We'll also need to make sure our Handlers.handle_error deals with the missing_user error type:

  def handle_error(message, :invalid_json),
    do: Message.failed(message, Jason.encode!(%{type: :malformed_json}))

It is then time to hook our check function to our pipeline using the handle_message callback:

  def handle_message(_processor_name, message, _context) do
    message
    |> Handlers.verify()
    |> Checker.check()
  end

Since we implemented all the error handling using the Handlers.handle_error function, we're now able to decide how to deal with the failed messages in handle_failed by checking the message's error message (which is a JSON containing the error type):

  def extract_error_type(%{status: status} = message), do:
    %{message: message, error: Jason.decode!(status)}

  def configure_ack_based_on_error(
    %{error: %{type: :changeset_error}, message: m}), do:
    Broadway.Message.configure_ack(m, on_failed: :ack)

  def configure_ack_based_on_error(
    %{error: %{type: :invalid_json}, message: m}), do:
    Broadway.Message.configure_ack(m, on_failed: :ack)

  def configure_ack_based_on_error(
    %{error: %{type: :unrecognized_data_structure}, message: m}), do:
    Broadway.Message.configure_ack(m, on_failed: :ack)

  # When an user is missing we do not ackwnoledge the message
  # so it goes back to the queue :)
  def configure_ack_based_on_error(
    %{error: %{type: :missing_user}, message: m}), do:
    Broadway.Message.configure_ack(m, on_failed: :noop)

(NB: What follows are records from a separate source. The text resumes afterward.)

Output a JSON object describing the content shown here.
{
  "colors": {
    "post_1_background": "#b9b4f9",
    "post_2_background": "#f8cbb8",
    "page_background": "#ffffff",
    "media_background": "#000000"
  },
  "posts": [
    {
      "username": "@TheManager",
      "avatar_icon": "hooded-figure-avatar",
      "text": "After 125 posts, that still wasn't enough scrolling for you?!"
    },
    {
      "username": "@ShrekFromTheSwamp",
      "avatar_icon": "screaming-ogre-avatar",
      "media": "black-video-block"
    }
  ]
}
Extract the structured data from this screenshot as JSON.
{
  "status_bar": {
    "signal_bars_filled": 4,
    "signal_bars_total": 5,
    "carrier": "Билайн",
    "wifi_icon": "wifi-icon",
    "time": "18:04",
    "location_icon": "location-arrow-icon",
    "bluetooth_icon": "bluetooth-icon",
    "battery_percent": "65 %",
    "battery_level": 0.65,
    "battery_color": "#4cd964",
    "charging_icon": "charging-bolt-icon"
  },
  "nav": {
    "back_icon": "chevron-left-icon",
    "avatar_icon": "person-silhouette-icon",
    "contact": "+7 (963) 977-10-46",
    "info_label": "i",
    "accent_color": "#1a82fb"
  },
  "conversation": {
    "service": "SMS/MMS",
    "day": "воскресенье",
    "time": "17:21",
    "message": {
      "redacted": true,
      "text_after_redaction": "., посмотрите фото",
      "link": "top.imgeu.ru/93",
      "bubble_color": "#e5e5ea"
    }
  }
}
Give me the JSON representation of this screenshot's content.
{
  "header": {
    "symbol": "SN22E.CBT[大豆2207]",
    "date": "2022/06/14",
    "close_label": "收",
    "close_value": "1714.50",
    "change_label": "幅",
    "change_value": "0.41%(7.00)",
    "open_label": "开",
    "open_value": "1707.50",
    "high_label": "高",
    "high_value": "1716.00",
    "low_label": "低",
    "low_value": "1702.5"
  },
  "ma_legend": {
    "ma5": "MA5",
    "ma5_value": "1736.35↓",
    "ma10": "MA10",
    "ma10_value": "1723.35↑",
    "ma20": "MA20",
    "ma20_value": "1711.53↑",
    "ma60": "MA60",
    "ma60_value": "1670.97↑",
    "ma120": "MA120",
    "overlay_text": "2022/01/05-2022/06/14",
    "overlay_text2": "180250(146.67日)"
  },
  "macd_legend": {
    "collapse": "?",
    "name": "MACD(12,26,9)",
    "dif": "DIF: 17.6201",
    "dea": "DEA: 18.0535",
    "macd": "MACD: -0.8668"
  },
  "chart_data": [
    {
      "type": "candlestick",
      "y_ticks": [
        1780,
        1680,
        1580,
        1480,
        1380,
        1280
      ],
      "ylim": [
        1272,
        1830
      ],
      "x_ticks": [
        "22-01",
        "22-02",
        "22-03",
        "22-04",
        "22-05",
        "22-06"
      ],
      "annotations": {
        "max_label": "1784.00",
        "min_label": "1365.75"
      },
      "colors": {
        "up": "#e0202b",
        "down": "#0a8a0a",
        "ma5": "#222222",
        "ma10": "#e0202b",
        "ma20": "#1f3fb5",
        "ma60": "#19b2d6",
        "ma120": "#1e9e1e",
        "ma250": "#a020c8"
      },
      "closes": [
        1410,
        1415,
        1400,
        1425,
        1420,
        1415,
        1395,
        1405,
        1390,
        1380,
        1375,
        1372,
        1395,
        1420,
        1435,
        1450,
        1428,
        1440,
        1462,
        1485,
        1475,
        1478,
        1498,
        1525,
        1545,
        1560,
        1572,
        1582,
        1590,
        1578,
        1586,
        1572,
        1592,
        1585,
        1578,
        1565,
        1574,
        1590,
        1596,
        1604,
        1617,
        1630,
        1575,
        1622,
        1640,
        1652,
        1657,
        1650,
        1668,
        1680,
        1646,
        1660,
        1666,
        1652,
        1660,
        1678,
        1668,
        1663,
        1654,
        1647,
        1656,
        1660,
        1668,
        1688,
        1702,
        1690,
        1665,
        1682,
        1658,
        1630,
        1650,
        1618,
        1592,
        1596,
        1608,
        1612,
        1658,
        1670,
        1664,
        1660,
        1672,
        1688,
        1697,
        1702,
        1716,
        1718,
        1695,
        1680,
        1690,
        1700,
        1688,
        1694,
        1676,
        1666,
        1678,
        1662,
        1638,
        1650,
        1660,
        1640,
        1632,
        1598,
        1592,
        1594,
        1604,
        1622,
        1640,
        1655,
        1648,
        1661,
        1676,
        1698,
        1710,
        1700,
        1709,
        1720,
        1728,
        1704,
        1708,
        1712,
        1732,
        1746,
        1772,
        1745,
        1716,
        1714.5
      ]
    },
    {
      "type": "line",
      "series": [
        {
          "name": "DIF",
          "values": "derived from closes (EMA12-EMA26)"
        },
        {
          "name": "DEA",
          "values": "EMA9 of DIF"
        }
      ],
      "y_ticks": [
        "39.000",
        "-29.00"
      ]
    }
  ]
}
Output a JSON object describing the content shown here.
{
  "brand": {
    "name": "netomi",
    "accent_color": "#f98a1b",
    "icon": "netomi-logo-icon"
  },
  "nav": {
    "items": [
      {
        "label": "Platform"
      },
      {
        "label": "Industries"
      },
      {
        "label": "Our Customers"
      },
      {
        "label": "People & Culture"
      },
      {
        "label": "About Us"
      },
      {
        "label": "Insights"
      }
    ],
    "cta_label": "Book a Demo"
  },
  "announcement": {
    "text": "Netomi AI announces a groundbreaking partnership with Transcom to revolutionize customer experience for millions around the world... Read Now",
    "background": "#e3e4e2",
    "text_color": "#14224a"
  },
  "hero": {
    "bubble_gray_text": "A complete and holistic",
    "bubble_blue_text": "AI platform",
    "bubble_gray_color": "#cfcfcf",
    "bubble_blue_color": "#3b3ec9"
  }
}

  def handle_failed(messages, _context) do
    messages
    |> Enum.map(&extract_error_type/1)
    |> Enum.map(&configure_ack_based_on_error/1)
  end

There are a few situations that will flag a message as corrupt:

  • A message that can't be decoded (invalid_json)
  • A message that doesn't conform to our embedded schemas (changeset_error)
  • A message that doesn't pattern match our functions (unrecognized_data_structure)

Since corrupt messages can't be consumed we simply acknowledge them - it would also be wise to log these messages, which can be done using some of AWS's services or something like Sentry, AppSignal.

When messages that depend on data that doesn't yet exist (missing_user, in this case) get through our pipeline, we simply send these back to the queue.

We would then be able to insert data into our database, but that is a point I wont cover since it is pretty straightforward.